Que ce soit — ou non — politiquement correct d'être un chrétien en 2015, l'Université Trinity Western jouit toujours de sa liberté de religion, comme le confirme le précédent créé par la décision limpide qui a été rendue par la Cour suprême dans une affaire à peu près identique et que nous devons respecter.

J'ai été extrêmement déçu de constater que le ministre de l'Enseignement supérieur de la Colombie-Britannique n'avait pas eu le courage de défendre la liberté de religion et qu'il avait cédé aux pressions exercées par les membres d'un barreau qui fait de la discrimination.

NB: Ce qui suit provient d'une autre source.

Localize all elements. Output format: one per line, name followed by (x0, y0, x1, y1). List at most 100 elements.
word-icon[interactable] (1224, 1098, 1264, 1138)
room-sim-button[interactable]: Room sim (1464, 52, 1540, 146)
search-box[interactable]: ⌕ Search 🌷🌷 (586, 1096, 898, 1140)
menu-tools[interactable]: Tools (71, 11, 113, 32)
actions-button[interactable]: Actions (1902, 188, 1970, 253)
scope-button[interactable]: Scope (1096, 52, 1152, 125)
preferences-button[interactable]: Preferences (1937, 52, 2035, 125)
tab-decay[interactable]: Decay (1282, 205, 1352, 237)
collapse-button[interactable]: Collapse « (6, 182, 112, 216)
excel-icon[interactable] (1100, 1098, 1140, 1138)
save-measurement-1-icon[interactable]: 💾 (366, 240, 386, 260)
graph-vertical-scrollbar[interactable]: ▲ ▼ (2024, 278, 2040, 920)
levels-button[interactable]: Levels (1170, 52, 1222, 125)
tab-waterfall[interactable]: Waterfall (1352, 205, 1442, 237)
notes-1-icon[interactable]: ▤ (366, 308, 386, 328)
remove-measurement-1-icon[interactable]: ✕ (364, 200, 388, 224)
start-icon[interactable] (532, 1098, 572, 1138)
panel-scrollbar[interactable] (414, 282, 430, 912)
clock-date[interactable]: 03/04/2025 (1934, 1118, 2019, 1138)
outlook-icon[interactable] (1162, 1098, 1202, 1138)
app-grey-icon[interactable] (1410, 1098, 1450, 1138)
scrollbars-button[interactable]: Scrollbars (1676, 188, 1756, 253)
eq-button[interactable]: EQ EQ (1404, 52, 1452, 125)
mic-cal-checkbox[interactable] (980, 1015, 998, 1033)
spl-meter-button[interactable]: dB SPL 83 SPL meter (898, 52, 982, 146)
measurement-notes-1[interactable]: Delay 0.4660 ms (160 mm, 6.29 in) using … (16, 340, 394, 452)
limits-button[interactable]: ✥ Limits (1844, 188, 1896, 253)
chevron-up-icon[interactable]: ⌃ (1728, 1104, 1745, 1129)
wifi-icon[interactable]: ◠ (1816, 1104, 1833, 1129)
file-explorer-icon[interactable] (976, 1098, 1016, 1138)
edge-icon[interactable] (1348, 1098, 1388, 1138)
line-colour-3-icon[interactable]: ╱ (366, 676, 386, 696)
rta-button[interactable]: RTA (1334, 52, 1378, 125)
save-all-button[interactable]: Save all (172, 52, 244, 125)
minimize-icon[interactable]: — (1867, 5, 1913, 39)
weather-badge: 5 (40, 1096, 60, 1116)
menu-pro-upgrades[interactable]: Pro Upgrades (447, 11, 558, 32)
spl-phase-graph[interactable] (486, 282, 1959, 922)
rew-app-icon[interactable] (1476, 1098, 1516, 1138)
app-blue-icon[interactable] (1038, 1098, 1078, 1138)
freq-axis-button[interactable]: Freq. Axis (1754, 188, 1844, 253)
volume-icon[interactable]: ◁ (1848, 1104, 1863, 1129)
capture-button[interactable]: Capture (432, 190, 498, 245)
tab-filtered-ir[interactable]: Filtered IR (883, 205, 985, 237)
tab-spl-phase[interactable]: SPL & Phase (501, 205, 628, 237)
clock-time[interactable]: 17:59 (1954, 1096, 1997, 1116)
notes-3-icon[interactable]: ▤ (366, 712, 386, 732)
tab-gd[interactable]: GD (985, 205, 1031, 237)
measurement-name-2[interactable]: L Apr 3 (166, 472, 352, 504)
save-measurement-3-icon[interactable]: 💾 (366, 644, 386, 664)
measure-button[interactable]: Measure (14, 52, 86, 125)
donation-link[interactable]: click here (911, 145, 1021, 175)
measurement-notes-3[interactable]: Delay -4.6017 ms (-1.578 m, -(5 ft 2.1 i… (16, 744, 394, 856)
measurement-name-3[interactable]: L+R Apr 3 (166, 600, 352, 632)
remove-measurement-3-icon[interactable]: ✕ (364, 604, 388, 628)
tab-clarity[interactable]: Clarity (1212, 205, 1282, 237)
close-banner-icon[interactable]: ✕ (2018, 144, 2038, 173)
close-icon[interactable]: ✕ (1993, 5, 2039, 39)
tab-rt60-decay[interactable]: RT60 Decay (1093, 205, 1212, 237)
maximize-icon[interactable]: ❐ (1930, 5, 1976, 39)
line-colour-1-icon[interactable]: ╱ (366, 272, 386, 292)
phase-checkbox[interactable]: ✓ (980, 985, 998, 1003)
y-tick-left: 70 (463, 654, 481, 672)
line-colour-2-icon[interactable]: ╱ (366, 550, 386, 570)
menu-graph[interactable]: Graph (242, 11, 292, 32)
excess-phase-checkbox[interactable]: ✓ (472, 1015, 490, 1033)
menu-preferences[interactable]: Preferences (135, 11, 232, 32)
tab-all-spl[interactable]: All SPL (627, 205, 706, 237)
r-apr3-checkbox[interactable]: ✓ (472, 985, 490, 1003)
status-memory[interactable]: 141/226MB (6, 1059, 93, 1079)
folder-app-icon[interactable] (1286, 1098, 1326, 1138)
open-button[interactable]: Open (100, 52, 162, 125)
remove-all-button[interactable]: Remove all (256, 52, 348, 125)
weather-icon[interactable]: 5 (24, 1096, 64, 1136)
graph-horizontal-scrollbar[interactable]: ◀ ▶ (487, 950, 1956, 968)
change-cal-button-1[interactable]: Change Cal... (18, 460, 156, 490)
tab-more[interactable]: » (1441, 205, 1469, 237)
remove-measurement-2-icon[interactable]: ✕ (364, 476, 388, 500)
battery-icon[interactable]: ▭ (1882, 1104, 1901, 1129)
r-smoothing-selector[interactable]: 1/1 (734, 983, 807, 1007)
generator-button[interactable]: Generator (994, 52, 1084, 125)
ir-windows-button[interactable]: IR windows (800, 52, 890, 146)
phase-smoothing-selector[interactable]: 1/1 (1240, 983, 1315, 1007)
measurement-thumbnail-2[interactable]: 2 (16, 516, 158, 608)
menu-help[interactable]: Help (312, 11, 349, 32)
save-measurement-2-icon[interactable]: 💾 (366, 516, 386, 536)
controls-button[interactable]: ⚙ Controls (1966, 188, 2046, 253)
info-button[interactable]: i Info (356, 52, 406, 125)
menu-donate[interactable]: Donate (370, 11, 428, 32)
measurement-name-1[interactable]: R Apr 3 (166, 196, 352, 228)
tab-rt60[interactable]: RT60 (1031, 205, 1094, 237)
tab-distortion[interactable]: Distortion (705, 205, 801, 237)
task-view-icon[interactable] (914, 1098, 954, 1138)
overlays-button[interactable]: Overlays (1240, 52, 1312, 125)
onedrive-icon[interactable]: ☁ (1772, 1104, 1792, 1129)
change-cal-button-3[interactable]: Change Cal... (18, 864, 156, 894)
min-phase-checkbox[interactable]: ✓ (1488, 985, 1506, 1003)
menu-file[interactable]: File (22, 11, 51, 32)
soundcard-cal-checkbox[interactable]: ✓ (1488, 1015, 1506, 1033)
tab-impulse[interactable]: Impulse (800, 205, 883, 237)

J'espère sincèrement que l'Université Trinity Western va saisir la Cour suprême de cette question afin qu'elle puisse de nouveau dénoncer la discrimination et se prononcer en faveur de la démocratie.

(1440)

L'honorable Serge Joyal : L'honorable sénateur répondrait-il à une question?

Le sénateur Plett : Bien sûr.

Le sénateur Joyal : J'ai cru entendre, à la fin de votre discours, que l'Université Trinity Western pourrait s'adresser aux tribunaux. L'université a-t-elle déjà entamé une procédure ou envisage-t-elle seulement de le faire?

Le sénateur Plett : Sénateur, je ne peux pas m'exprimer officiellement au nom de l'Université Trinity Western, mais lorsque j'ai discuté avec son équipe, au téléphone, on m'a assuré qu'elle entendait défendre sa cause jusqu'au bout. De toute évidence, elle attend les décisions telles que celle que vient maintenant de rendre le tribunal de la Nouvelle-Écosse et celle des tribunaux ontariens, afin de voir s'ils adopteront la même position. Cela dit, je ne peux pas officiellement m'exprimer en son nom.

Le sénateur Joyal : Êtes-vous en mesure de nous résumer l'essentiel de la décision du tribunal en Nouvelle-Écosse? Ce n'est pas un examen de droit. Je cherche à comprendre ce qui est en cause et je ne crois pas être le seul ici. J'aimerais comprendre les critères juridiques sur lesquels le tribunal de la Nouvelle-Écosse s'est fondé pour reconnaître que ce dossier porte sur la liberté de religion et qu'il est donc protégé en vertu de l'article 2 de la Charte canadienne des droits et libertés.

Le sénateur Plett : Je l'ai déjà dit, sénateur, je ne suis manifestement pas un juriste de votre trempe. Je répète que, au moment de préparer mes notes, pas plus tard qu'il y a une heure ou une heure et demie, je n'avais pas connaissance de cette décision.

J'étais assis ici lorsque j'ai reçu un courriel d'un journaliste qui suit ce dossier de très près. Il fait des pieds et des mains. Bref, il a écrit un courriel qui s'intitulait simplement « Pour le Canada », mais je ne peux rien dire de plus que ce que j'y ai lu, sénateur. Je cite :

J'ai tout de suite voulu vous écrire en apprenant la nouvelle. Aujourd'hui, la Cour suprême de la Nouvelle-Écosse a jugé illégales les restrictions imposées par la province aux diplômés de la faculté de droit de l'Université Trinity Western.

Il ajoute ceci :

Vous pouvez consulter l'intégralité de la décision de la cour, qui fait 138 pages, en suivant ce lien.

Je n'ai pas eu le temps d'aller lire la décision. Je compte bien le faire, mais je n'ai pas plus de détails pour l'instant.

(Sur la motion du sénateur Doyle, le débat est ajourné.)

(La séance est levée, et le Sénat s'ajourne au jeudi 29 janvier 2015, à 13 h 30.)